A highly capable malware reportedly used in a failed plot to blow up a Saudi petrochemical plant has now been linked to a second compromised facility.

FireEye researchers say the unnamed “critical infrastructure” facility was the latest victim of the powerful Triton malware, the umbrella term for a series of malicious custom components used to launched directed attacks.

Triton, previously linked to the Russian government, is designed to burrow into a target’s networks and sabotage their industrial control systems, often used in power plants and oil refineries to control the operations of the facility. By compromising these controls, a successful attack can cause significant disruption — even destruction.

According to the security company’s latest findings out Wednesday, the hackers waited almost a year after their initial compromise of the facility’s network before they launched a deeper assault, taking the time to prioritize learning what the network looked like and how to pivot from one system to another. The hackers’ goal was to quietly gain access to the facility’s safety instrumented system, an autonomous monitor that ensures physical systems don’t operate outside of their normal operational state. These critical systems are strictly segmented from the rest of the network to prevent any damage in the event of a cyberattack.

But the hackers were able to gain access to the critical safety system, and focused on finding a way to effectively deploy Triton’s payloads to carry out their mission without causing the systems to enter into a safe fail-over state.

In the case of the August 2017 attack in which Triton was deployed, the Saudi facility would have been destroyed had it not been for a bug in the code.

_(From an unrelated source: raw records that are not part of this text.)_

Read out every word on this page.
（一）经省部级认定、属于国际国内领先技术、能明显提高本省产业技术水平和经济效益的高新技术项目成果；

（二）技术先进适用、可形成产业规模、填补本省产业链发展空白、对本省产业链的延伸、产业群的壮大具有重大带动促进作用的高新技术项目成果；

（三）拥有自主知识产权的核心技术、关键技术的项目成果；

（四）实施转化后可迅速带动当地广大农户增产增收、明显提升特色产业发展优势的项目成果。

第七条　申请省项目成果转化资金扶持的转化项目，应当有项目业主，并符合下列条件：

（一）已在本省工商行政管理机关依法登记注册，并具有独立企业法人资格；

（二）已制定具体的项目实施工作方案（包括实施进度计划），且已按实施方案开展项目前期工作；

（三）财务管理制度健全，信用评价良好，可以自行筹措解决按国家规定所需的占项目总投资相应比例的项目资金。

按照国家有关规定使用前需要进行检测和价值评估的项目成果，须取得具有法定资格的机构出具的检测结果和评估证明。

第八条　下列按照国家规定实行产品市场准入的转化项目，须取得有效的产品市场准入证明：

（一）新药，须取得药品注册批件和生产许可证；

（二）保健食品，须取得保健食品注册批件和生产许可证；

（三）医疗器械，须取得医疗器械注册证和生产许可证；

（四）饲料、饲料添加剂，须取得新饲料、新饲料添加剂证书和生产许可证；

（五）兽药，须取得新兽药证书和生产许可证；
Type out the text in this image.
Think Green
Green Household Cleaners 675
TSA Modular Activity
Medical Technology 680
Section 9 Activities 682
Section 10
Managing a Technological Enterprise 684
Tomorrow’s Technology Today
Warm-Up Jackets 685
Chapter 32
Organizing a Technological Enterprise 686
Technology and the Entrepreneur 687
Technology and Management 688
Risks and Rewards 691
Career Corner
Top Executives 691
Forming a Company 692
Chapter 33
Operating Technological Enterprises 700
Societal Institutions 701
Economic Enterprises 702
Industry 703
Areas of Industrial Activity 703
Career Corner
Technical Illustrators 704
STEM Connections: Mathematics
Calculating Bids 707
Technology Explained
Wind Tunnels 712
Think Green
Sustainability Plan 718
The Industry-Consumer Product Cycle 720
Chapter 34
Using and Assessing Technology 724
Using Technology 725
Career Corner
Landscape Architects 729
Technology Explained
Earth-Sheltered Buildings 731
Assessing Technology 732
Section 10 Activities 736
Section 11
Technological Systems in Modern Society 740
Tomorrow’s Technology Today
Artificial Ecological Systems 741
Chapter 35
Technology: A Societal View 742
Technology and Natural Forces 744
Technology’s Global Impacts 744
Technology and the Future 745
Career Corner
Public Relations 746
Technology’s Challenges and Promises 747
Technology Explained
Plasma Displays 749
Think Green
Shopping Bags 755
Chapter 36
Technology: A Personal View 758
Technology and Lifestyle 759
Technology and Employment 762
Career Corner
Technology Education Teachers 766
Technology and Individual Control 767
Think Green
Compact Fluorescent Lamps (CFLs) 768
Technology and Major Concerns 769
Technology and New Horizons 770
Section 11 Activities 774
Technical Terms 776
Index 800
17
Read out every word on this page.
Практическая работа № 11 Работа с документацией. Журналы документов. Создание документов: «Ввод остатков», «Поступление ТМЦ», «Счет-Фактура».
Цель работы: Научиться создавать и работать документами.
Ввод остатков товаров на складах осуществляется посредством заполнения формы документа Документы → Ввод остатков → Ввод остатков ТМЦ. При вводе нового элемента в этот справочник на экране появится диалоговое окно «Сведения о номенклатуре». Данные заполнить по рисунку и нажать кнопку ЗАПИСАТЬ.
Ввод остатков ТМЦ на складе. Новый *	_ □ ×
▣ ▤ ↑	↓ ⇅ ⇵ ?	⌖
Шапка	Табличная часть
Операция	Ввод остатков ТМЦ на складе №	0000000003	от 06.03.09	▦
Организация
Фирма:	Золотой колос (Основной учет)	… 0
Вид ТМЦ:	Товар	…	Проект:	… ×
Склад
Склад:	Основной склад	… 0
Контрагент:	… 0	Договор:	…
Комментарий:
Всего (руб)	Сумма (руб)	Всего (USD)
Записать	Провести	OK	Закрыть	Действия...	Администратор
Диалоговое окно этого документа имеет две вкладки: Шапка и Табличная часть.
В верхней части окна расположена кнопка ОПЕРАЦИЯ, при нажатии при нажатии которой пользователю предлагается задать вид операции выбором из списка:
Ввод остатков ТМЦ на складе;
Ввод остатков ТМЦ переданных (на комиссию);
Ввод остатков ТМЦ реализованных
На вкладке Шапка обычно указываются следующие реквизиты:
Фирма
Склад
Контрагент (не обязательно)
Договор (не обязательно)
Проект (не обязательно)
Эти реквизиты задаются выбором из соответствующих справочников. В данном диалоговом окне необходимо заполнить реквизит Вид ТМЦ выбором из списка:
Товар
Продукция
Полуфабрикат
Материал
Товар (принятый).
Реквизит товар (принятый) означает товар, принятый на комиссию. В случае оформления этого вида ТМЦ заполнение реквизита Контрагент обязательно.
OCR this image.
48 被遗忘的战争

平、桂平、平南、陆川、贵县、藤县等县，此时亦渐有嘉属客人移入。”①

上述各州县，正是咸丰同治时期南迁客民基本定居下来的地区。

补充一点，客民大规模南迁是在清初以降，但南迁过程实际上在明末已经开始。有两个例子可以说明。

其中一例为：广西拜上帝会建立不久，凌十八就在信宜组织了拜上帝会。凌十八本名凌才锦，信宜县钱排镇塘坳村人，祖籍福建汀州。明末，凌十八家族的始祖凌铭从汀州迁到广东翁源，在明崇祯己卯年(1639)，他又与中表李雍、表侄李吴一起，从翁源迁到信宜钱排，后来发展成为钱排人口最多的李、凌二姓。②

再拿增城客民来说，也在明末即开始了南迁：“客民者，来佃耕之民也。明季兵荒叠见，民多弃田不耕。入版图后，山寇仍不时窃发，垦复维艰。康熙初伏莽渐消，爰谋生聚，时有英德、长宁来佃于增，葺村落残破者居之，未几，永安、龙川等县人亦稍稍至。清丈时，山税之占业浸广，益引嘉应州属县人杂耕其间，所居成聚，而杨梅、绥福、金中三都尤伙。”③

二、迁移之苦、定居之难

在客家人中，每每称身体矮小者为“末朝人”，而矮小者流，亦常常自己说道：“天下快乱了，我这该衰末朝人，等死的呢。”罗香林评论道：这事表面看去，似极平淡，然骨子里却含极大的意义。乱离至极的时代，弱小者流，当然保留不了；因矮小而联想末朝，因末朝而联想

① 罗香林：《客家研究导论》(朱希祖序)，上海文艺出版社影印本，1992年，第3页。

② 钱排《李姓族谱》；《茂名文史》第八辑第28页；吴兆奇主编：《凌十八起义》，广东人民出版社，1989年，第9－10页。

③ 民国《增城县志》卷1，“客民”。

“These attacks are also often carried out by nation states that may be interested in preparing for contingency operations rather than conducting an immediate attack,” said FireEye’s report. “During this time, the attacker must ensure continued access to the target environment or risk losing years of effort and potentially expensive custom [industrial control system] malware,” said the report. “This attack was no exception.”.

FireEye would not comment on the type of facility or its location — or even the year of the attack, but said it was likely to cause damage.

“We assess the group was attempting to build the capability to cause physical damage at the facility when they accidentally caused a process shutdown that let to the Mandiant investigation,” said Nathan Brubaker, senior manager, analysis at FireEye, in an email to TechCrunch describing the first incident, but wouldn’t comment on the motives of the second facility.

But the security firm warned that the attackers’ slow and steady approach — which involved moving slowly and precisely as to not trigger any alarms — showed they had a deep focus on not getting caught. That, they said, suggests there may be other targets beyond the second facility “where the [hackers] was or still is present.”

The security company published lists of hashes unique to the files found in the second facility’s attack in a hope that I.T. staff in other at-risk industries and facilities can check for any compromise.

“Not only can these [tactics, techniques and procedures] be used to find evidence of intrusions, but identification of activity that has strong overlaps with the actor’s favored techniques can lead to stronger assessments of actor association, further bolstering incident response efforts,” the company said.